Metaball isosurface tessellation.

Fractal subdivision of line segments.

Cloth simulation.

Fragment Shader

The fragment shader is known as pixel shader in DirectX.

This is a fully programmable shader stage.

The rasterizer stage interpolates the vertex data and sends it to the fragment shader stage.

The default interpolation is a perspective-correct interpolation but the type of interpolation can be changed (for example, screen-space interpolation in which perspective projection is ignored).

A fragment is the piece of a triangle that comes from the rasterizer.

The main task of a fragment shader is to process incoming fragment data and calculate a color value for the final pixels.

The fragment shader can also output an opacity value and a depth value.

The color value and depth value are then written to the color buffer and depth buffer.

The default depth value comes from the rasterizer, but can be overridden by a fragment shader.

In the merge stage, the output from the fragment shader can be used to produce different effects, by testing the current values in the depth buffer and stencil buffer.

Compute Shader

The GPU can be used for any kind of processing task and isn’t limited to graphics.

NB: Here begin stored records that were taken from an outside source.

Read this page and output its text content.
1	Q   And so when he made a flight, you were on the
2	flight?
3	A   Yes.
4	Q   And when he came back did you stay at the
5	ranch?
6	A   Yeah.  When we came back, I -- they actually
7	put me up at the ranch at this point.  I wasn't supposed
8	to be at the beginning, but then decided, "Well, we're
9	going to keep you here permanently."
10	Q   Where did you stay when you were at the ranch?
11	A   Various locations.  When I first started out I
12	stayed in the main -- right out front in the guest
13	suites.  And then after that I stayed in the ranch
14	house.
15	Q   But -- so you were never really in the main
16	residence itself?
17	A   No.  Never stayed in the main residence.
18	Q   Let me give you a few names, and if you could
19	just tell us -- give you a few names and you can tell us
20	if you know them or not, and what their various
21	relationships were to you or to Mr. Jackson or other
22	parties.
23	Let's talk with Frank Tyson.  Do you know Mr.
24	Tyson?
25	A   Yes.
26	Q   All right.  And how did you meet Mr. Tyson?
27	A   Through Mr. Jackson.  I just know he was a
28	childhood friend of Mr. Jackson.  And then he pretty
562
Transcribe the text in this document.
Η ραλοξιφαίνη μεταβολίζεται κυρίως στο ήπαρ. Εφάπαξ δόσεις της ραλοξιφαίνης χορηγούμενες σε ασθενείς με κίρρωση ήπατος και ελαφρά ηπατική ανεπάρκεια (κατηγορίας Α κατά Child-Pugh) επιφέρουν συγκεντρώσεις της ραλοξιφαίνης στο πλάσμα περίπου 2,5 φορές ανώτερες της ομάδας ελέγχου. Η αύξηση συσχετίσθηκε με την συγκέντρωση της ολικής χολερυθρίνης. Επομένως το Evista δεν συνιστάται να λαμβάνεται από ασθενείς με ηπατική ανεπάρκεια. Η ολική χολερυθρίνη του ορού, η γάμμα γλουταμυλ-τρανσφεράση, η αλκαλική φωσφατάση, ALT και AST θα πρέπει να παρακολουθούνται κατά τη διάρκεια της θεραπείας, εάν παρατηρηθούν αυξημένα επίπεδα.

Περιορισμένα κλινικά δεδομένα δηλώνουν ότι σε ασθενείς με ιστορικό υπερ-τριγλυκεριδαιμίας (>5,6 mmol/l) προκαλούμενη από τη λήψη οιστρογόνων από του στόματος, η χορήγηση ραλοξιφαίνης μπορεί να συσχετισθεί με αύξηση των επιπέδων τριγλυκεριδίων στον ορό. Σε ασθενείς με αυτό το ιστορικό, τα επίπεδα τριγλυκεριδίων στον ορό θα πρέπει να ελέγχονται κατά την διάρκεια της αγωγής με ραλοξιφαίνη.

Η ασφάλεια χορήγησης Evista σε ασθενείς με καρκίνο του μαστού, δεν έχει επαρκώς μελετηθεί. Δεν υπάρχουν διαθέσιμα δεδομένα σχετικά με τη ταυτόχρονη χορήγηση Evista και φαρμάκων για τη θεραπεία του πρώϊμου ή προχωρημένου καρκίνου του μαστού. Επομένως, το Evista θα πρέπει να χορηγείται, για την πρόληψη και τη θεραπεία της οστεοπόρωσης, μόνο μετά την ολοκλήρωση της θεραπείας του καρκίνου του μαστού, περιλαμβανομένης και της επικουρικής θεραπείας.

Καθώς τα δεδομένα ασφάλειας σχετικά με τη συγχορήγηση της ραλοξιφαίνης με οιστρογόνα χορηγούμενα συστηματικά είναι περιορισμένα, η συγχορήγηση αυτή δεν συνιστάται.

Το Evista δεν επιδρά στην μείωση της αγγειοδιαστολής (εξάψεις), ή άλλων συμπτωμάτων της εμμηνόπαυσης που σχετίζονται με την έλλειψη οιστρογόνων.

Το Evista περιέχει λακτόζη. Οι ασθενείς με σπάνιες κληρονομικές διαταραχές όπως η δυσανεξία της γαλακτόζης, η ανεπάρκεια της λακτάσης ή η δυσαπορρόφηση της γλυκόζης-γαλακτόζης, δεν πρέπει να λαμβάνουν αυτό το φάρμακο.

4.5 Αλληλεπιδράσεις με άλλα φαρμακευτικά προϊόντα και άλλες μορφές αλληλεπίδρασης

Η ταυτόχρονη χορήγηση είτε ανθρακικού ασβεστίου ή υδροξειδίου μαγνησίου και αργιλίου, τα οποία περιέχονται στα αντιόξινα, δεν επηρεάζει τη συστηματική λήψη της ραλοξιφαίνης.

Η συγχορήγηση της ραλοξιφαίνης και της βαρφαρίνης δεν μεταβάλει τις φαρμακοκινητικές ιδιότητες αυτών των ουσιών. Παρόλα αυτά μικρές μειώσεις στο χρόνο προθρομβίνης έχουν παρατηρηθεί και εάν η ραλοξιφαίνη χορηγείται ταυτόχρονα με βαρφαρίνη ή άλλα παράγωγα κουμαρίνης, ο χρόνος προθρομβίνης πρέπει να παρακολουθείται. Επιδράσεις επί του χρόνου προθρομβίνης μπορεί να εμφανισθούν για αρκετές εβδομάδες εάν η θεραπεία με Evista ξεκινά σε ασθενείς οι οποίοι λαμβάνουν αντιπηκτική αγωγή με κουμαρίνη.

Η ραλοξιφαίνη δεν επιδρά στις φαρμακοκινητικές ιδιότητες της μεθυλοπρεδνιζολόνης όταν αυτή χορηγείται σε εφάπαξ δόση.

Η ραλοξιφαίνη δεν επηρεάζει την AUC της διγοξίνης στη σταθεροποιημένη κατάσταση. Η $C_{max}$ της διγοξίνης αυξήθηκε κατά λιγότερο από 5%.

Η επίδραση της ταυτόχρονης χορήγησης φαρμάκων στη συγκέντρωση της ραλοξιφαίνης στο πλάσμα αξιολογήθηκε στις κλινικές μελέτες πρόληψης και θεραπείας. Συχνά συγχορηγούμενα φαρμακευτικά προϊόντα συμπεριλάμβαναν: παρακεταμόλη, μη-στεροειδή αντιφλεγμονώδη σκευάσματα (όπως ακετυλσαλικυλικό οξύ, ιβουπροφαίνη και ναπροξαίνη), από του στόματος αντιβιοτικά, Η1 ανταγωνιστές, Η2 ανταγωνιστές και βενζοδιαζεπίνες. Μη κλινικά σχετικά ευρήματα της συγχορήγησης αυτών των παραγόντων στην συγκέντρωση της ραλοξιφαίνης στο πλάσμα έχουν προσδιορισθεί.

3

This is called general-purpose GPU (GPGPU) programming.

The compute processing pipeline is made up of a programmable kernel function, that executes a compute pass and reads from and writes to resources directly.

Thread groups

In order to execute in parallel, each workload must be broken apart into thread groups.

A compute pass must specify the number of times to execute a kernel function. Threads are organized into a 3D grid and this number corresponds to the grid size.

Each thread group has s small amount of memory that is shared among threads.

For example, for processing a 2D image, each thread corresponds to a unique texel, and the grid size must be at least the size of the image.

The thread execution width is the number of threads that can be scheduled to run concurrently on the GPU (usually a power of two). Selecting an efficient thread group size depends on both the size of the data and the capabilities of a specific device. To make the most efficient use of the GPU, the total number of items in a thread group should be a multiple of the thread execution width.

Examples

Compute the luminance of an image.

Particle simulations.

Facial animation.

Mesh culling.

Image filtering.

Lighting

Gouraud, Phong, and Flat Shading

Lighting can be computed once per vertex, or once per fragment.

Per vertex lighting is known as Gouraud shading.

Per fragment lighting is known as Phong shading.

With models of low vertex densities, Gouraud shading will produce visible artifacts such as angularly shaped highlights.

Per primitive shading produces a faceted appearance known as Flat shading.

Flat shading can be performed in a vertex shader. It is achieved by disabling the interpolation of the vertices, so that the value of the first vertex is passed down to each fragment of the primitive.

Calculations

Lighting is generally calculated in fragment shaders.

To calculate lighting in fragment shaders, the vertex shader passes the transformed vertex normals to the fragment shader as varying data.

If the vertex normals are modified in the vertex normal, they need to renormalized before they are sent to the rasterization stage.

After the interpolation in the rasterization stage, the normals need to be renormalized.

The lighting calculations can be performed either in world space, or in camera space.

If the light positions are expressed in world space, it is generally preferable to perform the lighting calculations in world space too.